この人生最初の1,000日間(受胎から満2歳の誕生日まで)に、どれだけ適切な栄養を摂っていたかどうかで、40年後、50年後、60年後の人生が左右されるんです。

「妊娠前」の栄養状態が胎児に影響

しかも胎児の発育は、妊娠中だけじゃなく「妊娠前の栄養状態」から影響しています[4]

厚生労働省は、このような状況を踏まえて、2006年に制定した「妊産婦のための食生活指針」というガイドラインを15年ぶりに全面リニューアルしました。

新しいガイドラインは「妊娠前からはじめる妊産婦のための食生活指針~妊娠前から、健康なからだづくりを~」です。「妊娠前」が追加、強調されるようになりました。

妊娠してから「栄養とらなきゃ」では遅い

つまり、妊娠してから「おなかの赤ちゃんのために栄養摂らなきゃ!」はもう過去の話です。

2021年以降は、妊娠前から「これから授かる子が将来健康で苦労しないように、今のうちから栄養をしっかり摂っておこう」が世界的な最新トレンドです。

DOHaDの考え方は「受胎した瞬間」から人生の1日目が始まるので、妊娠に気づいてから慌てて栄養を気にするのでは遅いです。

妊活中から母体の栄養状態を整えておくことが大切です。

8割の栄養素が足りていない現実

では、妊娠前の30代女性は必要な栄養素をどのくらい満たせているのか。「日本人の食事摂取基準[5]」と「国民健康・栄養調査報告書[6]」を元に算出してみました。

その結果がこちらです。

主なビタミンとミネラル16種類のうち、なんと13種類。全体の8割の栄養素が推奨量に足りていません。

何も対策しなければ、栄養不足のまま妊活を開始します。晴れて妊娠できたとしても、栄養不足のお母さんのおなかの中で、人生の1日目がスタートします。

DOHaD説が正しいなら、無事に生まれたとしても将来の健康で悩んだり、苦しんだりする可能性が高くなります……。

食事だけで必要な栄養素を満たすのは無理なワケ

この不足量は、食事内容を根本的に見直して改善するのが理想です。まずは食事の見直しが最優先です。

でも、そう簡単にできるものじゃないです。

なぜかと言うと、先ほどの栄養状態。偏った食事をしている結果じゃなくて、平均的な食事をしての結果だからです。

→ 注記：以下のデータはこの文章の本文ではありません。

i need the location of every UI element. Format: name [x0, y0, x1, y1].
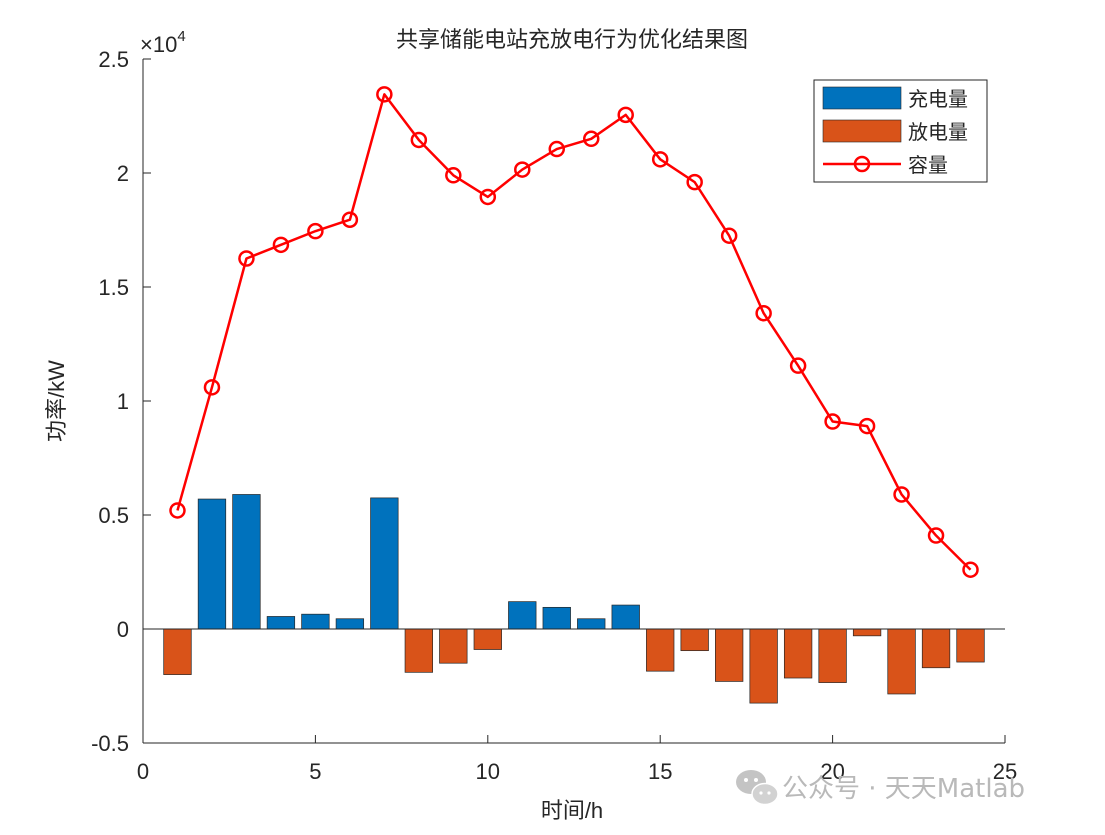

つまり、平均以上のストイックな食事をしないと、不足を補えないのです。

ストイックな食生活…無理ですよね。無理するとストレスの原因にもなるので、妊活・妊娠に逆効果です。

不足分は葉酸サプリでカバーできる!

そこで!

不足分を「手軽に」「簡単に」「安く」補える方法として、葉酸サプリの出番となるわけです。

不足しまくりの現状を打ち破るには、ビタミン・ミネラルをバランスよく配合した「マルチビタミン・ミネラル」タイプの葉酸サプリを選ぶのがポイントです。

葉酸単体のサプリではダメです。

海外ではマルチビタミン・ミネラルの葉酸サプリが推奨されている

実際、海外では公的機関、政府機関がマルチビタミンミネラルを推奨しています。

CDC(アメリカ疾病予防管理センター)

アメリカのCDCでは、

「どんなに気をつけていても、食事だけで必要なビタミンをすべて摂取できない。そのため、妊娠する可能性のあるすべての女性は(食事以外から)葉酸を含むビタミンを毎日摂取することが大切

と通達しています[7]

カナダ保健省

カナダ保健省も、「毎日400μgの葉酸と一緒にマルチビタミンを摂取してください」と呼びかけています[8]

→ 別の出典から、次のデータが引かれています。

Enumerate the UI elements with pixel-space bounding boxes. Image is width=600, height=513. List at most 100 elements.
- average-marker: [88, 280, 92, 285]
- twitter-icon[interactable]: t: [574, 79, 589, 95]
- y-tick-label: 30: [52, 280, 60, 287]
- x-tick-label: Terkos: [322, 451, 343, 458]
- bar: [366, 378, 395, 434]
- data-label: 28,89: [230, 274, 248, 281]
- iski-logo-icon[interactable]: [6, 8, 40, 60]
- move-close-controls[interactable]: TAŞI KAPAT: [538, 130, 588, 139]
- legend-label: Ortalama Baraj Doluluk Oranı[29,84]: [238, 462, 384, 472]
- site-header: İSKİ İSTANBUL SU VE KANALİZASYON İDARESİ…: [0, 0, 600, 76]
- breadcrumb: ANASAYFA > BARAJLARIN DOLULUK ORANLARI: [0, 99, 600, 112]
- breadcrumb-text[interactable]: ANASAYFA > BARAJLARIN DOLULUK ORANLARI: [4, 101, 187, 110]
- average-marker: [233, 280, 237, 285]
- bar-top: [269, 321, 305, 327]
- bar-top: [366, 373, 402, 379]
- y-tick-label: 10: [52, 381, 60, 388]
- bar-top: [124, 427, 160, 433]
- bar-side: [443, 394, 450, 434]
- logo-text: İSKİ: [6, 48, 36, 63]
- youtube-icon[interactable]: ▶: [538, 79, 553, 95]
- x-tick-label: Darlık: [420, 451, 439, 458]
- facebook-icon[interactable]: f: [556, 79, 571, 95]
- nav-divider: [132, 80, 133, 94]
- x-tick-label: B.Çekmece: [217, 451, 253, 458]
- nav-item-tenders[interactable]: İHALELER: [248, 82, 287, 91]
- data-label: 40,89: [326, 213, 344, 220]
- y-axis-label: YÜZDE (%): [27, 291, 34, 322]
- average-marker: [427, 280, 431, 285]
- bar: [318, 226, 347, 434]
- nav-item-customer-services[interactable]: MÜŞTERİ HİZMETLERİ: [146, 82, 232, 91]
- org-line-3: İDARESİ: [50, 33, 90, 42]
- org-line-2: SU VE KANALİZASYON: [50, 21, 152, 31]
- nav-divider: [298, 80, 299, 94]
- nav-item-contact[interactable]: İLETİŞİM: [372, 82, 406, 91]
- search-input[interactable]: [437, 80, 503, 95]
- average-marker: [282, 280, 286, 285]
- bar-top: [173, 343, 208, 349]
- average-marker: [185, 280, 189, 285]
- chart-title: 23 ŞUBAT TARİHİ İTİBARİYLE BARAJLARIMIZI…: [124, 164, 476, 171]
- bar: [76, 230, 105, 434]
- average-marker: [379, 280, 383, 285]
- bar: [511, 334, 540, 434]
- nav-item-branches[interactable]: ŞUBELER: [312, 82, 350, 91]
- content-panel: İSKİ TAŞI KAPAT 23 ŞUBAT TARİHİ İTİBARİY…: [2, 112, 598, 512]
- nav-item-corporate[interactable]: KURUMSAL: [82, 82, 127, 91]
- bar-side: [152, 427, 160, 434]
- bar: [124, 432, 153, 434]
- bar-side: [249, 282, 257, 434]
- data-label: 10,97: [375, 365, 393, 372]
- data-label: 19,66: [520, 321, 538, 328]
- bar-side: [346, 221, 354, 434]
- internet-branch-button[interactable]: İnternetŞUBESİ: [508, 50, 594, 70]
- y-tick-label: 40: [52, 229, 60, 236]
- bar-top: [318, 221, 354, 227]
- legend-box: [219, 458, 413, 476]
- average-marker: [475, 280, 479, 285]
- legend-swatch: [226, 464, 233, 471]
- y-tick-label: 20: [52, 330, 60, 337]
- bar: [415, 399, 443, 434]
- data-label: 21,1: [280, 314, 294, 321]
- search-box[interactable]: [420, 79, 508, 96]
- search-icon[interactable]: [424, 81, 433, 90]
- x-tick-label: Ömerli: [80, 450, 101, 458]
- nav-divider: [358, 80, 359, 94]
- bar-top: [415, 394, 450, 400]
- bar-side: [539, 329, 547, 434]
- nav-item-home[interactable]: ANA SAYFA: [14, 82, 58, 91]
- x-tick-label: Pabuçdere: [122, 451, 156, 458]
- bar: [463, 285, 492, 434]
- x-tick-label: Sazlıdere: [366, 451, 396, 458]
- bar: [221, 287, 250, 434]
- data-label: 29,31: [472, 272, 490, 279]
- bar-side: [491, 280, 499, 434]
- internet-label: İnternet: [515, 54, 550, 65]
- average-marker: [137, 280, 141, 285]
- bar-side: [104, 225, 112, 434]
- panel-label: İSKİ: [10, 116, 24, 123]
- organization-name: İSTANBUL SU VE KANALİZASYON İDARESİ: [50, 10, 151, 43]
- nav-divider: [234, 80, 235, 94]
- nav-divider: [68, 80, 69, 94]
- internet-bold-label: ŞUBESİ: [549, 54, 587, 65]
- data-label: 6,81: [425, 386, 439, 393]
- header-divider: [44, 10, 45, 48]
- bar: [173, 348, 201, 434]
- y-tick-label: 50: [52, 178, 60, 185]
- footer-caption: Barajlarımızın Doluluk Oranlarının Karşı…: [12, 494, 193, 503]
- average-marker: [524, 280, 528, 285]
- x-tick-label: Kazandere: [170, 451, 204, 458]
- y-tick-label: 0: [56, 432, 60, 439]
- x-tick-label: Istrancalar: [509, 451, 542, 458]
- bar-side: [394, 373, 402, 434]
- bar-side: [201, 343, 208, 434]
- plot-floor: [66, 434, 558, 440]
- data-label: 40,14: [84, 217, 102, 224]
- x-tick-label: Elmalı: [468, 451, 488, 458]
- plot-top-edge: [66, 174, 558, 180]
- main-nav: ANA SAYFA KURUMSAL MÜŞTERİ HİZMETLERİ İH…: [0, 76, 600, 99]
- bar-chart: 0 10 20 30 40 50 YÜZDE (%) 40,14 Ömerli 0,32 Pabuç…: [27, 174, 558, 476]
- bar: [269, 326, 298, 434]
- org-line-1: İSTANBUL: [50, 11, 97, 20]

ちなみに、海外で言われる「マルチビタミン」は、ミネラル類も含めて「マルチビタミン」と呼ぶのが通常です。日本で言う「マルチビタミン・ミネラル」の意味です。

ACOG(アメリカ産科婦人科学会)

公的機関とは少し違いますが、ACOG(アメリカ産科婦人科学会)も「Prenatal Vitamin(出生前ビタミン)」として、マルチビタミン・ミネラルサプリを勧めています。

「ビタミンとミネラルは、体のあらゆる機能において重要な役割を果たしている。通常の食事に加えて、出生前ビタミンを毎日摂取することで、必要なすべてのビタミンとミネラルを補給できる」

と、必要な栄養素はサプリを活用して、すべて補給することを推奨しています[9]

今回のまとめ

というわけで、妊娠前の女性が葉酸サプリ買う前に知っておくべき「DOHaD」の重要性を解説しました。

内容をもう一度まとめると、

  • DOHaD=胎児期から乳児期の栄養が、将来の健康に影響を及ぼす
  • 人生最初の1000日でその後の人生が左右される
  • 1日目は受胎した日から始まるので、妊娠前から栄養を摂っておくことが大切
  • 食事だけでは無理なので、マルチビタミン・ミネラルの葉酸サプリで補う

といったことが重要です。

日本でDOHaDの考え方が採用されたのは、15年ぶりにリニューアルされた2021年版の「妊娠前からはじめる妊産婦のための食生活指針」からです。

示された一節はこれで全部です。